Book Review: On the Noodle Road – Jen Lin-Liu

On the Noodle Road coverTitle: On the Noodle Road: From Beijing to Rome with Love and Pasta
Author: Jen Lin-Liu
ISBN: 9781594487262
Pages: 400
Release Date: July 25, 2013
Publisher: Riverhead
Genre: Non-Fiction, Memoir, Travel, Food
Source: Publisher
Rating: 4.5 out of 5

Summary:

Jen Lin-Liu is a food writer and cooking instructor who loves, above all, trying and savoring new food. One day she began to wonder who invented the noodle, and that stray thought sparked a journey over many months and thousands of miles. This book is the author’s chronicle of her travels along the Silk Road, from China to Italy, in search of delicious, soul-nurturing food.

Review:

On the Noodle Road is a book that fans of travelogues and foodie books alike will absolutely adore. The author’s descriptions are so vivid; readers will appreciate how she describes her travels and the places she visits. It really brings these locations alive for the reader. Additionally, the descriptions of food are absolutely mouthwatering. Lin-Liu finds great delight and pleasure in what she eats, and that comes through on every page of the novel. As a result, you’ll find yourself reading this book slowly, wanting to savor the amazing food the author discusses on every page.

But On the Noodle Road isn’t just a travelogue. It’s also a personal story, a bit of a memoir. Lin-Liu was married soon before she began writing the book, and she still hadn’t quite discovered what her role should be in her marriage. She’s not sure she likes being a “wife” because of all the expectations and subtleties that come with the term. Over the course of the book, her thoughts on her marriage change with what she experiences. It’s so interesting to see how Lin-Liu comes to terms with what kind of wife she wants to be and how what she sees helps her grow as a person.
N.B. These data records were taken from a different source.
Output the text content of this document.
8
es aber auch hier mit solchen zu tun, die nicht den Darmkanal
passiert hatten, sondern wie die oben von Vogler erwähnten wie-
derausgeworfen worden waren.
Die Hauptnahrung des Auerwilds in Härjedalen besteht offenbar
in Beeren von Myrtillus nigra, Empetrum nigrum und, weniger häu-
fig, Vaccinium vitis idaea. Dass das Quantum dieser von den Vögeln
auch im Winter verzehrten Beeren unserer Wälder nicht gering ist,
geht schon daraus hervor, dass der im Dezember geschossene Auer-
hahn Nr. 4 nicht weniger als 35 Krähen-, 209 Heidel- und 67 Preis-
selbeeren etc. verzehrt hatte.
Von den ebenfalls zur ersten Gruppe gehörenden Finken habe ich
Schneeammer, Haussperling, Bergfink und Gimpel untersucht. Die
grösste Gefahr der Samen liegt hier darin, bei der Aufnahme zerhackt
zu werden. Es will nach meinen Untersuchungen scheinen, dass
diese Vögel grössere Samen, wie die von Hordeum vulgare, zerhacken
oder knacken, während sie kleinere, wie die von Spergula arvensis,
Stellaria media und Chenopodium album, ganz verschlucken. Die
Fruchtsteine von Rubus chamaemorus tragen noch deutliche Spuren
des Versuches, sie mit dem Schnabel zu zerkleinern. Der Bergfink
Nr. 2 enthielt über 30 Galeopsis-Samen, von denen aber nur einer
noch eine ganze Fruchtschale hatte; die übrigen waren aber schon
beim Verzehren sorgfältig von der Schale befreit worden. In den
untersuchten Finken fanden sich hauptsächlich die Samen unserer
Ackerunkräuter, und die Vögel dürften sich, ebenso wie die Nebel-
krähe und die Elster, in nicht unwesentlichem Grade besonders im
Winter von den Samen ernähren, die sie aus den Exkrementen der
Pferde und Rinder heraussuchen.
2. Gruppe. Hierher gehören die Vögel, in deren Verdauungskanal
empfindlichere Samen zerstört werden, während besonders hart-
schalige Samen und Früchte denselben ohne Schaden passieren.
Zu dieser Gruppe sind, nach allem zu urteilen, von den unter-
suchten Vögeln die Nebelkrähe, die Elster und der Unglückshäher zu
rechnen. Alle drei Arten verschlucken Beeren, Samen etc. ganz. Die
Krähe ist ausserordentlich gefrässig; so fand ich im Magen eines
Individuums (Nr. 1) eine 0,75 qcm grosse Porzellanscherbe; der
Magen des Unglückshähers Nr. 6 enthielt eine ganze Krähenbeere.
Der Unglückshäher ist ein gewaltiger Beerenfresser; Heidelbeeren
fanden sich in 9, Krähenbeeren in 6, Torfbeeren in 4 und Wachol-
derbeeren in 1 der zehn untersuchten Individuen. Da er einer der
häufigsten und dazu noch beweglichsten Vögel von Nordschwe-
Lin-Liu’s chatty tone is warm and inviting in On the Noodle Road. It makes the book fly by, as it’s very easy to read. Readers will feel like they’re a friend along for the ride, a confidante of the author’s who is privy to her doubts and insecurities. It’s so interesting to see all these disparate places through the author’s eyes; it’s so nice that she visited so many countries and locales that are off the beaten path, with their own unique cultures and customs. It makes the book singular, and thus worth reading.

One warning: Don’t read On the Noodle Road on an empty stomach. The mouthwatering food descriptions, combined with the intriguing recipes, will have you heading straight for the fridge. This is a thoughtful, well-written book, and along with the wonderful descriptions are interesting questions about life, love, marriage, and the unique customs of others. Fans of memoirs, travel writing, and food writing shouldn’t hesitate to pick this book up.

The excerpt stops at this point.